A few days later I was walking around in the backyard with Adam in the morning. He was laughing and playing with his bubble gun. It was quiet and there was a little smoke in the air, making the sunlight pink— all in all, it felt like a movie epilogue. I looked at the hospital on the horizon and it hit me at once— the finality of it all. It was done. I did it. I cried over the beauty of the moment.
It occurs to me that I cry over the beauty of a moment rather often. As I see it, a very Four thing to do. But I thought I was a One. Enneagram types— Matt brought them up again a couple months ago and after much personal study, I am left annoyed at being unable to solve my own type.
Doing things “right” is irresistible to me. I want to be good and above reproach. Criticism is natural, like breathing. A broad sense of mission is surely present, and now as a mother I feel in tune with my own personal legend. I love precise language.
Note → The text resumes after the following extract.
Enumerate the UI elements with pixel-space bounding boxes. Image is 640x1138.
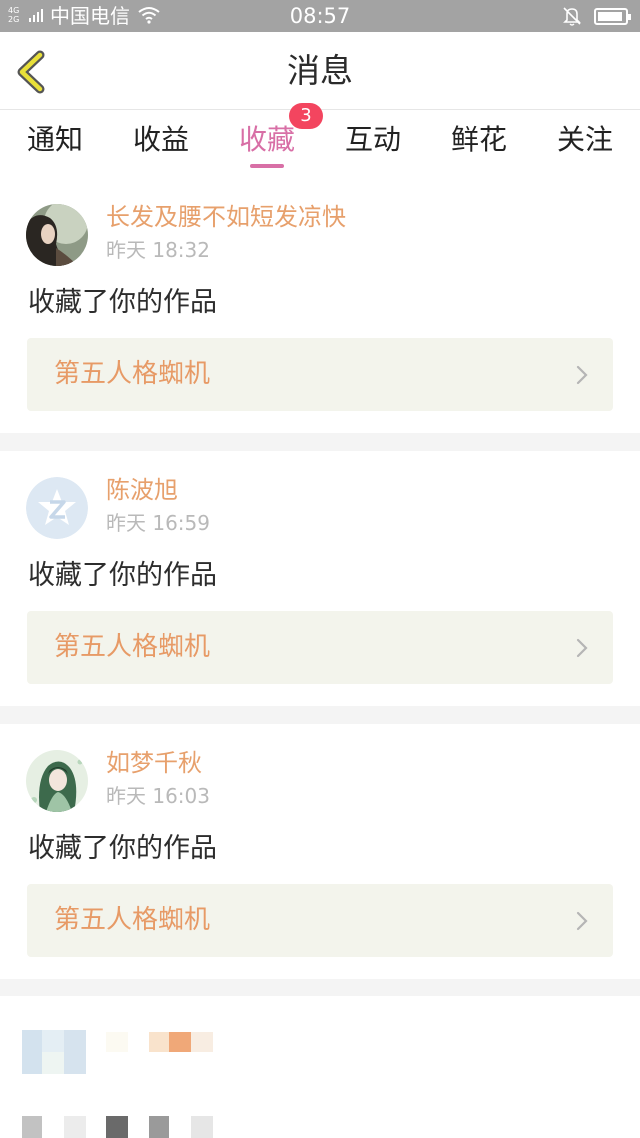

I love improving things, organization, and being on time. And if a One’s prime sin is anger manifesting as resentment then yes, I’m a One. But I don’t consider myself an activist at all or feel equipped to change the world. I’m not emotionally constrained and I think I procrastinate too much to be a one. As a mother I’m a workaholic but at my office jobs I certainly wasn’t.
I wrote type Four off at first because I’m not dark or depressive at all. I like to blend in with crowds, rarely feel envy, and don’t believe in suffering for your art. And yet, reading about certain aspects of the Four’s inner life have made me feel embarrassed and exposed, like being called out. I do idolize people, I do fantasize about being able to sing or play an instrument for an audience. I do appreciate beauty. A well-crafted phrase, a perfect analogy is like coming up for air. If Fours do tame the chaos of life surrounding them by funneling it into writing, then yes, I’m a Four.
So what happened here, because I thought you have a core type and growing up doesn’t change it. Am I just a maudlin One? Am I really a Four and my mother is a One and her voice throughout my childhood became my superego when I took on her wife & mother role for myself? I need to overthink it for a while longer before making a full Enneagram post.
Hard to believe it’s almost August already. I wish this summer could last forever.